In Kenya, two weeks of heavy rains and flooding have resulted in the deaths of more than 40 people and left more than 100,000 people homeless. With further heavy rains expected, health workers are urging President Daniel arap Moi to declare the floods a national disaster.
President Daniel arap Moi on Thursday visited flood victims in Kenya's Eatern Province, where tens of thousands of people have been forced out of their homes by the flooding.
On Wednesday, police announced that a total of 46 people have died so far as a result of the flooding caused by two weeks of torrential rains. Police officials say 15 people have died in landslides, and another 31 have been swept away by floods.

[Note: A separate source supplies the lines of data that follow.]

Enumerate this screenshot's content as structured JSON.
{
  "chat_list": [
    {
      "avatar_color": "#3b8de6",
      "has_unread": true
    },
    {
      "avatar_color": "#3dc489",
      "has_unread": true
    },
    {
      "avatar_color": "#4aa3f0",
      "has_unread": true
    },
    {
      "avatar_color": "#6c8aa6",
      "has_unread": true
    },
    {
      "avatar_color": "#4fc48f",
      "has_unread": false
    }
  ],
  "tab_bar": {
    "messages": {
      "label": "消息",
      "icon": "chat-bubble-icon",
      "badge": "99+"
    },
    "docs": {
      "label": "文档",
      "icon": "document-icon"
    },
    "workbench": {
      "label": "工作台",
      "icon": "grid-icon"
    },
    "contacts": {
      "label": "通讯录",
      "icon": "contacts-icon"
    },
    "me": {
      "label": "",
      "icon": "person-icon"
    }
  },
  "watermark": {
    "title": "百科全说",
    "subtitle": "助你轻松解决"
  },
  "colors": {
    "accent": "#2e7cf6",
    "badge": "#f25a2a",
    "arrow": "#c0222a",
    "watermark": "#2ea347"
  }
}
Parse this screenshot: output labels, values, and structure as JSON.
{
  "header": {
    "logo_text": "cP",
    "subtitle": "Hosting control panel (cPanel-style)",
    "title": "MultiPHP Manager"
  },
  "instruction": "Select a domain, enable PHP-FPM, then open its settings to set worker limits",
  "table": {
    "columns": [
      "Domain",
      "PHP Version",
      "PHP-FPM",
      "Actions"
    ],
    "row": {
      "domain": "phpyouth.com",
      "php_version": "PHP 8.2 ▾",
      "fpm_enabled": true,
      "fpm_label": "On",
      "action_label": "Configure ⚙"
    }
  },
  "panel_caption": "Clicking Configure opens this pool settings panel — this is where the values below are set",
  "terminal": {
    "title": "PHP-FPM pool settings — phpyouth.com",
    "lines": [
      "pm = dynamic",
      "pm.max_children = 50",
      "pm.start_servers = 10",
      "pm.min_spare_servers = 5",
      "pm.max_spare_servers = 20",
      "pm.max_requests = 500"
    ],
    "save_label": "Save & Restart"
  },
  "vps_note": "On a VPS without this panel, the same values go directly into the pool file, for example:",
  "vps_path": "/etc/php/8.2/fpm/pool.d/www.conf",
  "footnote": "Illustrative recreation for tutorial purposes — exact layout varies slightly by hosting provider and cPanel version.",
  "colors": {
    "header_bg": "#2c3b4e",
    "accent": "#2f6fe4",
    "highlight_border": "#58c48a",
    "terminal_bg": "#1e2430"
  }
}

The government is distributing emergency relief to destitute people across the country; many of them have been made homeless by the flood and are sheltering in schools and churches.
The leader of Kenya's National Nurses Association, Donald Epaalat, says he wants President Moi to declare the floods a national disaster. "So many people are suffering, and families have been displaced," he said. "And I think declaration of a national disaster would be the best way of dealing with the menace. We need an approach which will actually help these people in this time when we are expecting more rains in the next few weeks. We need organizations of goodwill to move in and ensure that the situation does not go out of control."
Mr. Epaalat says health centers in western Kenya have been inundated with people who have become sick as a result of the floods.
He warns that lack of clean water and sanitation could lead to an outbreak of cholera and other diseases. He says the danger is greater in urban areas, such as Kisumu, the third largest in city in Kenya.
"There is diarrhea, also diarrheal diseases coming up. Pneumonia because the children are exposed to cold," Mr. Epaalat said. "And there is the possibility of other outbreaks because the situation is very bad, including even Kisumu city itself, in which there is flood and the mixture of flood water and sewage. There is a very, very high risk to the public in that place."
The Kenya Red Cross says the low-lying western part of the country has been worst hit by the flooding. Rivers have burst their banks, submerging fields and washing away roads.
Kenya's National Meteorological Center says the rains are likely to continue in the west for at least the next few weeks.
President Moi is urging families living in flood-prone areas to move to higher ground.